1869

Une médaille de Notre-Dame Auxiliatrice

 

 

Un samedi du mois de mai 1869, une jeune fille, les yeux couverts d'un épais bandeau noir, et guidée par deux autres femmes, entra dans l'église consacrée à Notre-Dame Auxiliatrice, à Turin. Elle se nommait Maria Stardero, du village de Vinovo, et était atteinte, depuis deux ans, d'un mal d'yeux si violent qu'elle avait perdu la vue. Elle ne pouvait se conduire ; sa tante et une voisine l'accompagnaient dans le pèlerinage qu'elle voulut entreprendre.

Après une prière faite à l'autel de la Sainte Vierge, on demande à parler à Don Bosco, et l'entretien suivant s'engage à la sacristie :

— Depuis combien de temps avez-vous mal aux yeux ?

— Il y a longtemps que je souffre ; mais c'est depuis un an environ que je ne vois plus.

— Avez-vous consulté des médecins ? Que disent-ils ? Avez-vous fait des remèdes ?

— Nous avons, répondit la tante, usé de toutes sortes de remèdes, mais aucun n'a procuré le moindre soulagement. Les médecins disent que les yeux sont gâtés, et ils ne donnent aucun espoir.

Et elle se mit à pleurer.

— Distinguez-vous les gros objets des petits ?

— Je ne distingue rien du tout, dit Maria.

— Ôtez ce bandeau, fit alors Don Bosco ; et plaçant la jeune fille en face d'une fenêtre bien éclairée : Voyez-vous la lumière de cette fenêtre ?

— Malheur à moi ! Je ne vois rien du tout.

— Voudriez-vous voir ?

— Est-il besoin de le demander ! Je le désire plus que toute autre chose au monde. Je suis une pauvre jeune fille, et la perte de la vue me rend malheureuse pour le reste de ma vie.

— Vous servirez-vous de vos yeux pour le bien de votre âme, et non pour offenser Dieu ?

— Je le promets de tout mon cœur. Mais mon sort est bien triste...

Et elle éclata en sanglots.

— Ayez confiance en la Sainte Vierge et elle vous aidera.

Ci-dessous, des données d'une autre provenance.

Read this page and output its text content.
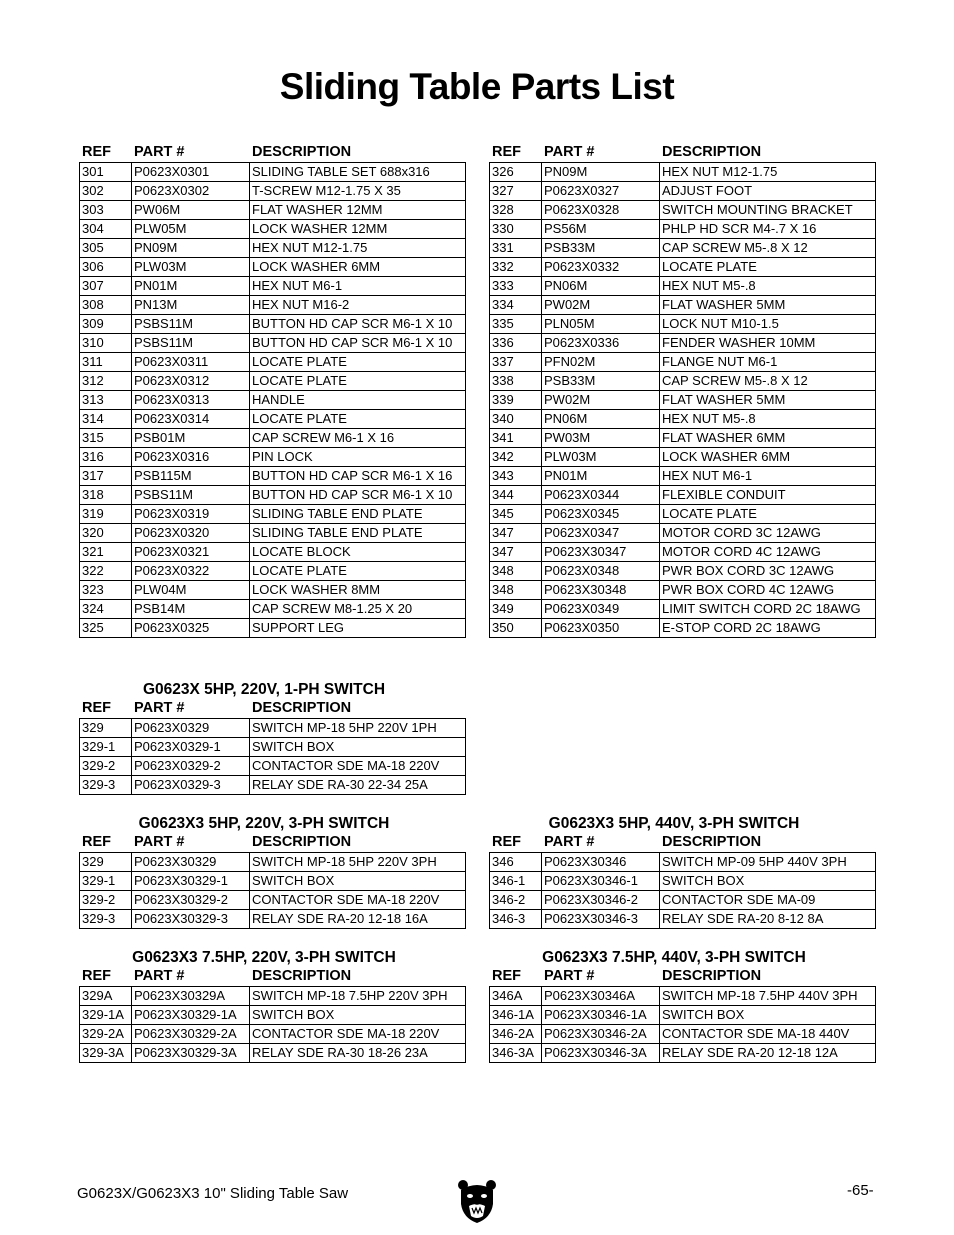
Sliding Table Parts List
REF PART #	DESCRIPTION
301	P0623X0301	SLIDING TABLE SET 688x316
302	P0623X0302	T-SCREW M12-1.75 X 35
303	PW06M	FLAT WASHER 12MM
304	PLW05M	LOCK WASHER 12MM
305	PN09M	HEX NUT M12-1.75
306	PLW03M	LOCK WASHER 6MM
307	PN01M	HEX NUT M6-1
308	PN13M	HEX NUT M16-2
309	PSBS11M	BUTTON HD CAP SCR M6-1 X 10
310	PSBS11M	BUTTON HD CAP SCR M6-1 X 10
311	P0623X0311	LOCATE PLATE
312	P0623X0312	LOCATE PLATE
313	P0623X0313	HANDLE
314	P0623X0314	LOCATE PLATE
315	PSB01M	CAP SCREW M6-1 X 16
316	P0623X0316	PIN LOCK
317	PSB115M	BUTTON HD CAP SCR M6-1 X 16
318	PSBS11M	BUTTON HD CAP SCR M6-1 X 10
319	P0623X0319	SLIDING TABLE END PLATE
320	P0623X0320	SLIDING TABLE END PLATE
321	P0623X0321	LOCATE BLOCK
322	P0623X0322	LOCATE PLATE
323	PLW04M	LOCK WASHER 8MM
324	PSB14M	CAP SCREW M8-1.25 X 20
325	P0623X0325	SUPPORT LEG
REF PART #	DESCRIPTION
326	PN09M	HEX NUT M12-1.75
327	P0623X0327	ADJUST FOOT
328	P0623X0328	SWITCH MOUNTING BRACKET
330	PS56M	PHLP HD SCR M4-.7 X 16
331	PSB33M	CAP SCREW M5-.8 X 12
332	P0623X0332	LOCATE PLATE
333	PN06M	HEX NUT M5-.8
334	PW02M	FLAT WASHER 5MM
335	PLN05M	LOCK NUT M10-1.5
336	P0623X0336	FENDER WASHER 10MM
337	PFN02M	FLANGE NUT M6-1
338	PSB33M	CAP SCREW M5-.8 X 12
339	PW02M	FLAT WASHER 5MM
340	PN06M	HEX NUT M5-.8
341	PW03M	FLAT WASHER 6MM
342	PLW03M	LOCK WASHER 6MM
343	PN01M	HEX NUT M6-1
344	P0623X0344	FLEXIBLE CONDUIT
345	P0623X0345	LOCATE PLATE
347	P0623X0347	MOTOR CORD 3C 12AWG
347	P0623X30347	MOTOR CORD 4C 12AWG
348	P0623X0348	PWR BOX CORD 3C 12AWG
348	P0623X30348	PWR BOX CORD 4C 12AWG
349	P0623X0349	LIMIT SWITCH CORD 2C 18AWG
350	P0623X0350	E-STOP CORD 2C 18AWG
G0623X 5HP, 220V, 1-PH SWITCH
REF PART #	DESCRIPTION
329	P0623X0329	SWITCH MP-18 5HP 220V 1PH
329-1	P0623X0329-1	SWITCH BOX
329-2	P0623X0329-2	CONTACTOR SDE MA-18 220V
329-3	P0623X0329-3	RELAY SDE RA-30 22-34 25A
G0623X3 5HP, 220V, 3-PH SWITCH
REF PART #	DESCRIPTION
329	P0623X30329	SWITCH MP-18 5HP 220V 3PH
329-1	P0623X30329-1	SWITCH BOX
329-2	P0623X30329-2	CONTACTOR SDE MA-18 220V
329-3	P0623X30329-3	RELAY SDE RA-20 12-18 16A
G0623X3 5HP, 440V, 3-PH SWITCH
REF PART #	DESCRIPTION
346	P0623X30346	SWITCH MP-09 5HP 440V 3PH
346-1	P0623X30346-1	SWITCH BOX
346-2	P0623X30346-2	CONTACTOR SDE MA-09
346-3	P0623X30346-3	RELAY SDE RA-20 8-12 8A
G0623X3 7.5HP, 220V, 3-PH SWITCH
REF PART #	DESCRIPTION
329A	P0623X30329A	SWITCH MP-18 7.5HP 220V 3PH
329-1A	P0623X30329-1A	SWITCH BOX
329-2A	P0623X30329-2A	CONTACTOR SDE MA-18 220V
329-3A	P0623X30329-3A	RELAY SDE RA-30 18-26 23A
G0623X3 7.5HP, 440V, 3-PH SWITCH
REF PART #	DESCRIPTION
346A	P0623X30346A	SWITCH MP-18 7.5HP 440V 3PH
346-1A	P0623X30346-1A	SWITCH BOX
346-2A	P0623X30346-2A	CONTACTOR SDE MA-18 440V
346-3A	P0623X30346-3A	RELAY SDE RA-20 12-18 12A
G0623X/G0623X3 10" Sliding Table Saw	-65-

— Je l'espère, mais en attendant, je suis aveugle.

— Vous verrez.

— Que verrai-je ?

— À la gloire de Dieu et de la bienheureuse Vierge Marie, nommez l’objet que je tiens dans la main.

La jeune fille fait un grand effort des yeux, et fixant l'objet elle s'écrie :

— Je vois.

— Quoi ?

— Une médaille.

— De qui ?

— De la Sainte Vierge.

— Et de cet autre côté de la médaille ?

— De ce côté, un homme âgé avec un bâton fleuri à la main : c'est saint Joseph.

— Sainte Madone, s'écrie la tante, tu vois donc ?

— Mais oui, je vois. Ô mon Dieu ! La sainte Vierge m'a fait cette grâce.

 

En ce moment elle tend la main pour prendre la médaille ; mais celle-ci tombe dans un angle obscur de la sacristie.

La tante se baisse pour la ramasser ; mais Don Bosco s'y oppose :

— Laissez-la faire ; on saura si la sainte Vierge lui a obtenu parfaitement le retour de la vue.

La jeune fille retrouve immédiatement et sans difficulté la médaille. Alors, comme saisie de délire, elle se met à pousser des exclamations de joie, et sans plus rien dire à personne, sans même songer à remercier Dieu, elle part en toute presse pour Vinovo, suivie de sa tante et de l'autre femme qui l'avait accompagnée.

Mais elle ne tarda pas à revenir rendre grâce à la sainte Vierge, sans oublier une offrande pour son église.

 

Depuis ce temps, elle n'a plus souffert des yeux et sa vue a été parfaite.

Fait singulier : la tante qui l'accompagnait, a été simultanément délivrée d'une violente douleur rhumatismale à l'épaule et au bras droit, qui durait depuis fort longtemps et l'avait rendue incapable des travaux de la campagne.